I was humming Pink Floyd tunes (to myself, not out loud, I don't want people staring at me over the tops of their newspapers) during this morning's otherwise uneventful journey to work. It was such a pleasure to see the group playing together once more, (sadly, for the last time unless something highly improbable happens) at the Live 8 concert at Hyde Park. It's hard to know how many in the audience knew them, could put their music in context, or had the faintest idea what Roger Waters meant when he dedicated "Wish you were here" to "Syd". To me, having last seen them play live at a concert in the old Wembley Pool in 1975, it was an emotional and stirring moment. Particularly as it was at that concert that they played most of what was to become the album "Wish you were here" including the great tribute to Syd Barrett, "Shine on you crazy diamond". And to be honest when I first heard it, I had no idea what it was about. It has taken many years for me to gain a deeper understanding of their lyrics.
It is amazing to contrast those years with today.
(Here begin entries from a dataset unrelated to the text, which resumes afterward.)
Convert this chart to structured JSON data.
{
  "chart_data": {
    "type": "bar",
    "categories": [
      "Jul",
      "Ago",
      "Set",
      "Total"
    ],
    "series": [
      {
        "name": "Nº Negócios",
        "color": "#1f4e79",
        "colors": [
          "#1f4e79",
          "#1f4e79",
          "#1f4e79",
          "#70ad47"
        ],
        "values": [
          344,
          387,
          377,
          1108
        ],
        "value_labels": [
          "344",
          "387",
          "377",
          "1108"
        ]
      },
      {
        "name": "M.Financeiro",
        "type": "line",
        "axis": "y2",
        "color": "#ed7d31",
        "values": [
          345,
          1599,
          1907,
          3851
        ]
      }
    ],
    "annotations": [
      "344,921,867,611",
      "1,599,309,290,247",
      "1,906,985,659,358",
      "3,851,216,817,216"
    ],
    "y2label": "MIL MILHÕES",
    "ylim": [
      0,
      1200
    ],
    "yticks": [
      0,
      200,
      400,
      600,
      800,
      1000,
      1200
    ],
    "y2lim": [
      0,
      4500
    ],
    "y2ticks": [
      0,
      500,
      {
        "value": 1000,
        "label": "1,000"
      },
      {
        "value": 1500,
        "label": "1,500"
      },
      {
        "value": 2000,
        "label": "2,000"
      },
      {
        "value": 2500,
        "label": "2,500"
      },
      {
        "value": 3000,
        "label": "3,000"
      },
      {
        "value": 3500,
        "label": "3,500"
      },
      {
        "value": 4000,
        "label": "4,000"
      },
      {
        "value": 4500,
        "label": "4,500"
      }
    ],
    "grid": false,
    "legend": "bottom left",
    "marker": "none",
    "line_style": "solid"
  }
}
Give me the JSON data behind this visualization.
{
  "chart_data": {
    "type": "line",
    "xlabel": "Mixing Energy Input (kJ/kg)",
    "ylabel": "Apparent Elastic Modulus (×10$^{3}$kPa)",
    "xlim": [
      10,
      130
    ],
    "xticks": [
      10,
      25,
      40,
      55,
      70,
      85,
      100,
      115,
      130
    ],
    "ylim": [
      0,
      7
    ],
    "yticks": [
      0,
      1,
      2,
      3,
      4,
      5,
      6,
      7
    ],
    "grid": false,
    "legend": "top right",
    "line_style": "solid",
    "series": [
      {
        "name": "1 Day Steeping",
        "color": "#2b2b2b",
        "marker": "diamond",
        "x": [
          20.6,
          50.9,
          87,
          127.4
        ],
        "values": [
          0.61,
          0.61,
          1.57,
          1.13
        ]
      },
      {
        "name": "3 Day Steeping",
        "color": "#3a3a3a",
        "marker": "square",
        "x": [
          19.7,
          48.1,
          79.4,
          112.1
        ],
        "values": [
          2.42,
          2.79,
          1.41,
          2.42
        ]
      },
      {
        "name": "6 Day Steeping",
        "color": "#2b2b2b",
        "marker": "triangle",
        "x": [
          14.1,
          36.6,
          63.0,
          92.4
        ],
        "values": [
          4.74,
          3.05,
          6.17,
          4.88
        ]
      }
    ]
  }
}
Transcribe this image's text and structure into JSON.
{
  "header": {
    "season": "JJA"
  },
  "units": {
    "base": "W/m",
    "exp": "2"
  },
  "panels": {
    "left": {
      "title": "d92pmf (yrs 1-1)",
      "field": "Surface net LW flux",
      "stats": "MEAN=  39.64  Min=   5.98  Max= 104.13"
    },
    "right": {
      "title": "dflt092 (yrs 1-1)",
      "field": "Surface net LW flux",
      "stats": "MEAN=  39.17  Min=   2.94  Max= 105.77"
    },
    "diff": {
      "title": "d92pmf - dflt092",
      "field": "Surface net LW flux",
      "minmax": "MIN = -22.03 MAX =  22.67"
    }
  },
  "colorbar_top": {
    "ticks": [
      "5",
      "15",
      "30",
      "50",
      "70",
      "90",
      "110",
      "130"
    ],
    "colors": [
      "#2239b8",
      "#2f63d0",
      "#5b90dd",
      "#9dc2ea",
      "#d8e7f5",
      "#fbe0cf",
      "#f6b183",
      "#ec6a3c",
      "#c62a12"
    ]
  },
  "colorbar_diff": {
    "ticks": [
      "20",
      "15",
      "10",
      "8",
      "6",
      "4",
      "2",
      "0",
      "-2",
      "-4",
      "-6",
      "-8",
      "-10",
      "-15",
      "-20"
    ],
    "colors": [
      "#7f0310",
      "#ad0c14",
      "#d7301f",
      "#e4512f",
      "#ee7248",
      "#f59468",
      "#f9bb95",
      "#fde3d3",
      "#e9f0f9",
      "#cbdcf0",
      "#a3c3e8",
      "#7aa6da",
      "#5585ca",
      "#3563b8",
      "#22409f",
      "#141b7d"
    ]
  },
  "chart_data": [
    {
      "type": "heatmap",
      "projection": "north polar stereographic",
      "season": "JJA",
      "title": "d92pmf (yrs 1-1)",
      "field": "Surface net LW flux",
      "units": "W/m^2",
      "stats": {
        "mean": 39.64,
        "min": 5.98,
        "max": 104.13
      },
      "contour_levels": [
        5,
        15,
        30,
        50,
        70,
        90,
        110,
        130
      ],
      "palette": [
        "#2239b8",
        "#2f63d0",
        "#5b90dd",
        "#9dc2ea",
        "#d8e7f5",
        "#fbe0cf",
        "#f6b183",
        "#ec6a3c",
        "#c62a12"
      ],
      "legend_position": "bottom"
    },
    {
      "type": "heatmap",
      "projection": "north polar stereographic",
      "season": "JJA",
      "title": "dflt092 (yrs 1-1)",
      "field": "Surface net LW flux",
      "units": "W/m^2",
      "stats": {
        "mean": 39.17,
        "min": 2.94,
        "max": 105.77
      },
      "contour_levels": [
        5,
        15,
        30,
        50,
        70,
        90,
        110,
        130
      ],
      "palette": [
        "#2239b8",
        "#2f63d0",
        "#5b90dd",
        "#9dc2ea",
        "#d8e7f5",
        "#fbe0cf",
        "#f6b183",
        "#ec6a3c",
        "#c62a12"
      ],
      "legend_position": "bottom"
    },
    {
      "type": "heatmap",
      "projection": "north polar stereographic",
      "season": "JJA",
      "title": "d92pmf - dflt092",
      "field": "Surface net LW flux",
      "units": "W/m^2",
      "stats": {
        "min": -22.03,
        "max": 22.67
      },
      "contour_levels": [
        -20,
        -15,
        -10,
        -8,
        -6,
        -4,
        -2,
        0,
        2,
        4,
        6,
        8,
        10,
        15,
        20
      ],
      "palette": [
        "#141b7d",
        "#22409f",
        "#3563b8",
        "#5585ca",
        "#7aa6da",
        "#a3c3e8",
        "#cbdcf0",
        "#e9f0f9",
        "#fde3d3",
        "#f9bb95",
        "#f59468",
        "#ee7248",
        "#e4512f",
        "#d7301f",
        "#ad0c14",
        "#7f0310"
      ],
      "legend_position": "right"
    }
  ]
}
Apart from their records and the odd concert on radio, the Floyd were known to us only through the music papers. John Peel played their stuff regularly but few other DJs took an interest. There were no dedicated pop music channels (and I doubt if they would have featured much on them if there had been). There were no videos or dvds, indeed there were no cds at this time. Vinyl or tape, both fragile, were the only media for recordings. Now a plethora of websites list every recording, review, performance and incident in their life. I used to struggle to make out the lyrics on some of their songs. Now they are available, often with the chords (if not the full sheet music) at the touch of a mouse. And on one website, idly browsing after the concert, I stumbled on a recording of Astronomy Domine. Not the track from their first album - a live recording, a VIDEO recording of the band - with Syd - on what looks like an American TV show complete with utterly bemused middle-aged host. I had never seen him (Syd, not the u.b.m-a.h.)playing live. Despite the awful recording, what a magical performance - this was at a time when the height of sophistication in pop was "I love you" or a variant on that theme in a 3 minute song with a chorus repeated four times. The descending alto* line that floats over the metallic sound of the guitars, that I had always assumed was itself a highly distorted guitar, was actually Syd's voice. Watching it I was 17 again.
*or possibly soprano. My wife will know.